From atop a shoe mountain, her memories provoked by specific items of footwear, Felicity tells us the story of her life as a sweetheart, wife and mother. By setting himself this discipline, playwright Jamie Burgess has fashioned a tightly constructed play of surprising depth, wit and humanity.

Apart from her inordinate love of shoes – 112 pairs including the morning slippers – Felicity, warmly played by Cheryl Amos, is an everyday Kiwi wife and Mum.
The shoes she wore to a small town ball take us back to the night Leon, a regular kind of Kiwi guy embodied heart and soul by Leighton Cardno, is dancing with their mutual friend Helen when he takes an incurable fancy to Felicity. Bea Lee-Smith moves beautifully as the otherwise romantically challenged Helen, and doubles neatly as a classic Kiwi shoe shop-girl.
It’s well after they are married that Leon turns out to have his own particular thing for shoes. A private thing. Harmless but unusual.
Their teenage-to-twenties daughter Kate, superbly realised by Laura Velvin, moves from intransigent intolerance through love and acceptance to the ‘itchy feet’ state of a young wife stressed by a husband who refuses to give her a reason to blow her top: a special moment of human insight here.
Coming late into the story, Kate’s boyfriend then husband, Adam, is distilled to his comic essence by Max Hardy. The high standard of acting and inter-acting, and the clear connection to the play and its themes, suggest valuable input and facilitation from director Bronwyn Tweddle.
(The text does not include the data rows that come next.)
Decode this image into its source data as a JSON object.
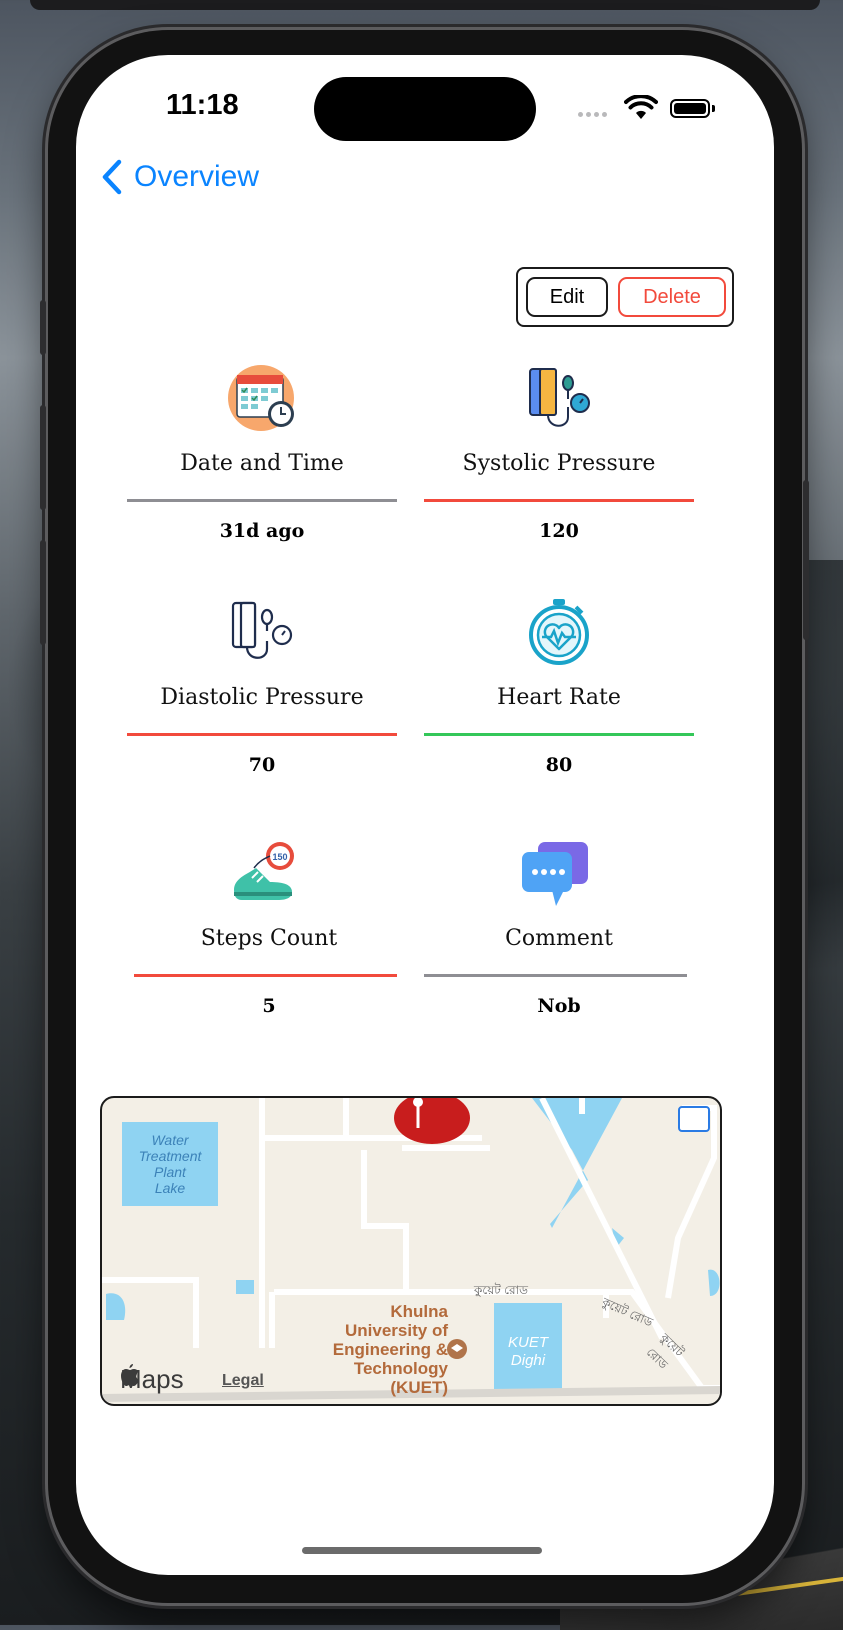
{
  "status_bar": {
    "time": "11:18"
  },
  "nav": {
    "back_label": "Overview"
  },
  "actions": {
    "edit_label": "Edit",
    "delete_label": "Delete"
  },
  "colors": {
    "accent": "#0a84ff",
    "danger": "#f24a3c",
    "ok": "#34c759",
    "neutral": "#8e8e93"
  },
  "metrics": [
    {
      "label": "Date and Time",
      "value": "31d ago",
      "icon": "calendar-clock-icon",
      "status": "neutral"
    },
    {
      "label": "Systolic Pressure",
      "value": "120",
      "icon": "blood-pressure-monitor-icon",
      "status": "danger"
    },
    {
      "label": "Diastolic Pressure",
      "value": "70",
      "icon": "blood-pressure-outline-icon",
      "status": "danger"
    },
    {
      "label": "Heart Rate",
      "value": "80",
      "icon": "heart-rate-stopwatch-icon",
      "status": "ok"
    },
    {
      "label": "Steps Count",
      "value": "5",
      "icon": "running-shoe-icon",
      "status": "danger"
    },
    {
      "label": "Comment",
      "value": "Nob",
      "icon": "chat-bubbles-icon",
      "status": "neutral"
    }
  ],
  "map": {
    "place_lake": [
      "Water",
      "Treatment",
      "Plant",
      "Lake"
    ],
    "place_university": [
      "Khulna",
      "University of",
      "Engineering &",
      "Technology",
      "(KUET)"
    ],
    "place_dighi": [
      "KUET",
      "Dighi"
    ],
    "road_labels": [
      "কুয়েট রোড",
      "কুয়েট রোড",
      "কুয়েট রোড"
    ],
    "brand": "Maps",
    "legal": "Legal",
    "shoe_badge": "150"
  }
}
To reveal more about the story would spoil it but trust me, it resonates well beyond its specific circumstances to focus on aspects of relationships and family life that are common to us all yet rarely explored this way in drama.
And lest you think it sounds too cute or saccharine, it’s not. Burgess lets his characters be very human in confronting non-conformity and threats to the status quo, and there is a point at which the whole shoe thing achieves an intimacy that renders interest in the daughter’s shoes perverse if not perverted.
Put it this way: Amos also does anger an upset very well. Enough said. Try it on, it may well suit you.

Accolades to Blair Ryan for his set design and construction (the shoe mountain and a sofa made of shoe boxes); Marcus McShane for his lighting and Deb McGuire for their operation; Lisa Hefford for costumes, props and stage management.